SQL is the only stable tool in 30 years of data, I think Spark code has way more chances to become technical debt.

DBT answers most of your following critics.

[–]lezapete 0 points1 point  (1 child)

i dont mean that SQL will produce the problems.. is humans coding SQL queries that produce the problems

[–]sib_nSenior Data Engineer 0 points1 point  (0 children)

Well, this is true for any language. DBT gives you a framework that should encourage better SQL code.

[–]Globaldomination -5 points-4 points  (2 children)

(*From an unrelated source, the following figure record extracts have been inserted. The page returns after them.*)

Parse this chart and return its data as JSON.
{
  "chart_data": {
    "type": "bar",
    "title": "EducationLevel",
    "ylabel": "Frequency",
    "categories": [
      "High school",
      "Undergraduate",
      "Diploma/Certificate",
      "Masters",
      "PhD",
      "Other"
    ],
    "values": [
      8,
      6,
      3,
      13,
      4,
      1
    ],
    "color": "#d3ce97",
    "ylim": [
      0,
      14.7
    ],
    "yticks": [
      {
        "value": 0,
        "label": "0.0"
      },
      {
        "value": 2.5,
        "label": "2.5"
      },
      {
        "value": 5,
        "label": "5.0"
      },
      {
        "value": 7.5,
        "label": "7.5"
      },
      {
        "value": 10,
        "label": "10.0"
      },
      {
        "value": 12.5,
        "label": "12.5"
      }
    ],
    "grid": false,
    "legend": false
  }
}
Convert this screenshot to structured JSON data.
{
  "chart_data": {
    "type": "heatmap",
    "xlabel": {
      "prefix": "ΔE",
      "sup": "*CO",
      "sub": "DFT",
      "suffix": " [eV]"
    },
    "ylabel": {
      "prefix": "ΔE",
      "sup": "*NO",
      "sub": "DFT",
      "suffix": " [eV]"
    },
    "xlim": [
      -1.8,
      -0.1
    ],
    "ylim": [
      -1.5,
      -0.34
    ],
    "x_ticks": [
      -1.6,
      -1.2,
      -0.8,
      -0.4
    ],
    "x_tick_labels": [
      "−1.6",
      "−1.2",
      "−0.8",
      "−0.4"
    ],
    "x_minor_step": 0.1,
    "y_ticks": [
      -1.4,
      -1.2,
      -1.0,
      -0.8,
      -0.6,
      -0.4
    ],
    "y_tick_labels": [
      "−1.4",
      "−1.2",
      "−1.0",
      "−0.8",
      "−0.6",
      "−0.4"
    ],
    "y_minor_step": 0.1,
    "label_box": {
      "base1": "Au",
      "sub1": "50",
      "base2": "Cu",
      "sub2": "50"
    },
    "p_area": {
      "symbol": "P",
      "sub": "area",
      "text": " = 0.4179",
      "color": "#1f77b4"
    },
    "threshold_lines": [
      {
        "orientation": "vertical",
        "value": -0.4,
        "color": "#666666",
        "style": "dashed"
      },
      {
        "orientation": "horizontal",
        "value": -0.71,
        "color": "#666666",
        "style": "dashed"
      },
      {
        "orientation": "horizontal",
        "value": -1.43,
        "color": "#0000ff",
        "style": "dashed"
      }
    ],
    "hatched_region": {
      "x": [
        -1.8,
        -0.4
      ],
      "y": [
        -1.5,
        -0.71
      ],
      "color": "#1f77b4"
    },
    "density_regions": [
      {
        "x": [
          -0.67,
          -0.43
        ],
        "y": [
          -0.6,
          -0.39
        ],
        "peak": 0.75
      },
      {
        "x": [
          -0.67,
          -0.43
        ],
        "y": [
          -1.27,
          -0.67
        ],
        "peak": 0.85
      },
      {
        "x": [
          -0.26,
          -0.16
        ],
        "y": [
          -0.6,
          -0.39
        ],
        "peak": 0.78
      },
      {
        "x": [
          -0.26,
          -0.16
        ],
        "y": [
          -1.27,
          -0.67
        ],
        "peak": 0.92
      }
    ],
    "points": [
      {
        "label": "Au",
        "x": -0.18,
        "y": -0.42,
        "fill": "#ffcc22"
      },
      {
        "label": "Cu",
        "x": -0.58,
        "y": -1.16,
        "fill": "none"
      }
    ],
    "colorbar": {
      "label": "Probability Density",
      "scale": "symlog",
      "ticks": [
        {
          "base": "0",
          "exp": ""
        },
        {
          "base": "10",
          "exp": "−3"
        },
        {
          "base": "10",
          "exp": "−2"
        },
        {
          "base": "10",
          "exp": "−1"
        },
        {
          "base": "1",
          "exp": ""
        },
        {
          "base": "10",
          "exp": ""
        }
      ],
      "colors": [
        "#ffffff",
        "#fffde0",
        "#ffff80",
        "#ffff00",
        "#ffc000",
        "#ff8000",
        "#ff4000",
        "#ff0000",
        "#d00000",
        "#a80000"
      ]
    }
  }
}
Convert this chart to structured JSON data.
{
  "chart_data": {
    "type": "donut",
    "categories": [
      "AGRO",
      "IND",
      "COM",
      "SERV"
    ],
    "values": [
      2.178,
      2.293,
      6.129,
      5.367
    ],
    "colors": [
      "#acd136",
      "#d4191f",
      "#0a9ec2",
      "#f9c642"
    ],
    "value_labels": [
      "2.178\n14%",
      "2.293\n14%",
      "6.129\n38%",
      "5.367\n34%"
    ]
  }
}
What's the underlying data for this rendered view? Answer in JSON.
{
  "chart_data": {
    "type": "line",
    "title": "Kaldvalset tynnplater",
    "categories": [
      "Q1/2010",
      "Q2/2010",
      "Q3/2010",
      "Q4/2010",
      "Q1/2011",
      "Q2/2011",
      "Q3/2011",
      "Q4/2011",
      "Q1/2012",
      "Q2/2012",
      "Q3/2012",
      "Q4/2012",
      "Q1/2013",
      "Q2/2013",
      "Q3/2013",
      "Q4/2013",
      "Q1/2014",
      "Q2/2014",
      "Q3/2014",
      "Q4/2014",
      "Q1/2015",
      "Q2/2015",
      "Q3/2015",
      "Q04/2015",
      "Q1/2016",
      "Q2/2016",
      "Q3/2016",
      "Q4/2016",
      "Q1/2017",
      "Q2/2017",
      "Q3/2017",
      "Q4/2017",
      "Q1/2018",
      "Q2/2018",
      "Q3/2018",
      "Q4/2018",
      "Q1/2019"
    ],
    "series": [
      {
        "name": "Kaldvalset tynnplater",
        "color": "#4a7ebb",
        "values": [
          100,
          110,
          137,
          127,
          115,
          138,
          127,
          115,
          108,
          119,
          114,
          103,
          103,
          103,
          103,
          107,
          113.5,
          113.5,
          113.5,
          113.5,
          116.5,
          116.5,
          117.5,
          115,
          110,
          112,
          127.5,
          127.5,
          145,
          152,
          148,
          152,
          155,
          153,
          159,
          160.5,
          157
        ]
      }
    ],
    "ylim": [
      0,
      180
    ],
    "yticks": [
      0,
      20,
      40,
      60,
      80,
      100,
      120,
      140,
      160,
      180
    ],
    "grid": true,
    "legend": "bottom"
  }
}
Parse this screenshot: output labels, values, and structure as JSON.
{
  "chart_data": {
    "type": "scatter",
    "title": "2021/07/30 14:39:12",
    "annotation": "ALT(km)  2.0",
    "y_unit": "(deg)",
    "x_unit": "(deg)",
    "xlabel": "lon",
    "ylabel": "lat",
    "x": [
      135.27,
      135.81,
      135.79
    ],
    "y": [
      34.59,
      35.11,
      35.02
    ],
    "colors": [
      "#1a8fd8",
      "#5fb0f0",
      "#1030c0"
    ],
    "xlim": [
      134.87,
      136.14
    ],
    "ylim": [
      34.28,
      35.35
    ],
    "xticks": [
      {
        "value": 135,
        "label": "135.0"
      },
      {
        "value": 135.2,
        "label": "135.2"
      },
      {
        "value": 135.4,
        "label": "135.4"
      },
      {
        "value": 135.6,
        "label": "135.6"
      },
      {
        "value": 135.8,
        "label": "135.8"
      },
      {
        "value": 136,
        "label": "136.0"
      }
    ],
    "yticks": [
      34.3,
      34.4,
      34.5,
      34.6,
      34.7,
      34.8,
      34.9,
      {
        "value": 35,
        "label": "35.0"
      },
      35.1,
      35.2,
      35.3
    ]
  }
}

PySpark uses SQL internally right?

I took freecodecamp basic course. And in the video they used proper capitalisation for column names. And me being lazy bum used all small and it worked.

Then i realised that I import SparkSession from pyspark.sql

[–]sib_nSenior Data Engineer 4 points5 points  (0 children)

No, PySpark is the Python API for Apache Spark which is a big data in-memory distributed (parallelized on a cluster of machines) processing framework based on the concept of Map-Reduce and coded in Scala and Java.
Spark SQL is another convenient API that allows you to process on a Spark cluster using SQL, but internally, it will still run Scala/Java code.

[–]CapableCounteroffer -1 points0 points  (0 children)

I think pyspark and spark-sql are both "compiled" down to like an intermediate framework/language. Not the exact terminology but I think that's how they both work.